Thursday, December 28, 2006

10 Things I Learned in 2006 (#8)

Multiple comparisons dishonesty in science is easy, tempting, and probably rife. Let me explain. When you start any experiment, you have one, or a number of null hypotheses about the data, which you intend to reject at a significance level of 0.05 (that is to say, 1 in 20 times you will get a false positive by chance, but we consider this a small enough percentage to deem worthy of report.) Once the data are in, what often happens is that you don't find what you want, and you have to go back to the drawing board so that you haven't wasted a quarter of a million dollars. You run other regressions with plausible stories. One of them comes out significant, and you write your paper.

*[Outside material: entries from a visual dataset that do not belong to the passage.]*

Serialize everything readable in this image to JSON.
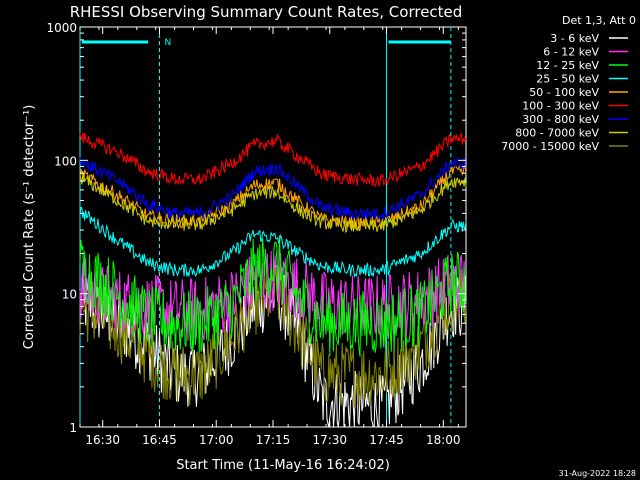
{
  "chart_data": {
    "type": "line",
    "title": "RHESSI Observing Summary Count Rates, Corrected",
    "xlabel": "Start Time (11-May-16 16:24:02)",
    "ylabel": "Corrected Count Rate (s⁻¹ detector⁻¹)",
    "yscale": "log",
    "ylim": [
      1,
      1000
    ],
    "xlim_minutes_after_1624": [
      0,
      102
    ],
    "x_tick_labels": [
      "16:30",
      "16:45",
      "17:00",
      "17:15",
      "17:30",
      "17:45",
      "18:00"
    ],
    "x_tick_minutes": [
      6,
      21,
      36,
      51,
      66,
      81,
      96
    ],
    "y_tick_labels": [
      "1",
      "10",
      "100",
      "1000"
    ],
    "y_tick_values": [
      1,
      10,
      100,
      1000
    ],
    "legend_header": "Det 1,3, Att 0",
    "legend_position": "top-right",
    "footer_date": "31-Aug-2022 18:28",
    "flag_label": "N",
    "x_sample_minutes": [
      0,
      10,
      18,
      25,
      32,
      40,
      46,
      52,
      58,
      64,
      72,
      80,
      90,
      98
    ],
    "series": [
      {
        "name": "3 - 6 keV",
        "color": "#ffffff",
        "values": [
          9,
          6,
          4,
          2.5,
          2.5,
          4.5,
          8,
          10,
          5,
          1.6,
          1.5,
          1.4,
          3,
          8
        ]
      },
      {
        "name": "6 - 12 keV",
        "color": "#ff33ff",
        "values": [
          11,
          9,
          8,
          7.5,
          7.5,
          9,
          12,
          13,
          11,
          8.5,
          8,
          8,
          9,
          12
        ]
      },
      {
        "name": "12 - 25 keV",
        "color": "#00ff00",
        "values": [
          16,
          10,
          6.5,
          6,
          6,
          8,
          15,
          17,
          9,
          6,
          6,
          6,
          7,
          12
        ]
      },
      {
        "name": "25 - 50 keV",
        "color": "#00ffff",
        "values": [
          42,
          25,
          17,
          15,
          15,
          20,
          28,
          26,
          20,
          16,
          15,
          15,
          20,
          32
        ]
      },
      {
        "name": "50 - 100 keV",
        "color": "#ffa500",
        "values": [
          80,
          55,
          38,
          35,
          35,
          46,
          65,
          68,
          48,
          36,
          34,
          34,
          45,
          82
        ]
      },
      {
        "name": "100 - 300 keV",
        "color": "#ff0000",
        "values": [
          150,
          115,
          82,
          72,
          72,
          95,
          130,
          140,
          105,
          78,
          72,
          70,
          90,
          145
        ]
      },
      {
        "name": "300 - 800 keV",
        "color": "#0000ff",
        "values": [
          100,
          70,
          47,
          40,
          40,
          53,
          82,
          88,
          62,
          44,
          40,
          40,
          55,
          95
        ]
      },
      {
        "name": "800 - 7000 keV",
        "color": "#cccc00",
        "values": [
          75,
          50,
          35,
          33,
          33,
          42,
          56,
          58,
          42,
          34,
          32,
          32,
          42,
          70
        ]
      },
      {
        "name": "7000 - 15000 keV",
        "color": "#808000",
        "values": [
          8,
          5.5,
          3.5,
          2.5,
          2.5,
          4.5,
          8.5,
          10,
          5,
          2.5,
          2.5,
          2.5,
          4,
          9
        ]
      }
    ],
    "vertical_markers_minutes": [
      0,
      21,
      81,
      98
    ],
    "cyan_bars_minutes": [
      [
        0,
        18
      ],
      [
        81,
        98
      ]
    ]
  }
}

Now, the more tests you run on a single dataset, the higher chance you have of coming up with a false positive. There are ways of correcting for this (and if you report all the comparisons you do in a paper you have to report as well how you done the corrections), but if it's just you, sitting in the lab playing with the spreadsheet, no one has to know what you're doing. And of course, if the model is reasonable, you get published, post hoc ergo propter hoc* be damned. Now, I'm not leveling accusations at anyone in particular, but this is so easy to perpetrate that surely a great number of findings (that have not been reproduced) are just plain wrong. 1 in 10? 1 in 8? The investigation continues.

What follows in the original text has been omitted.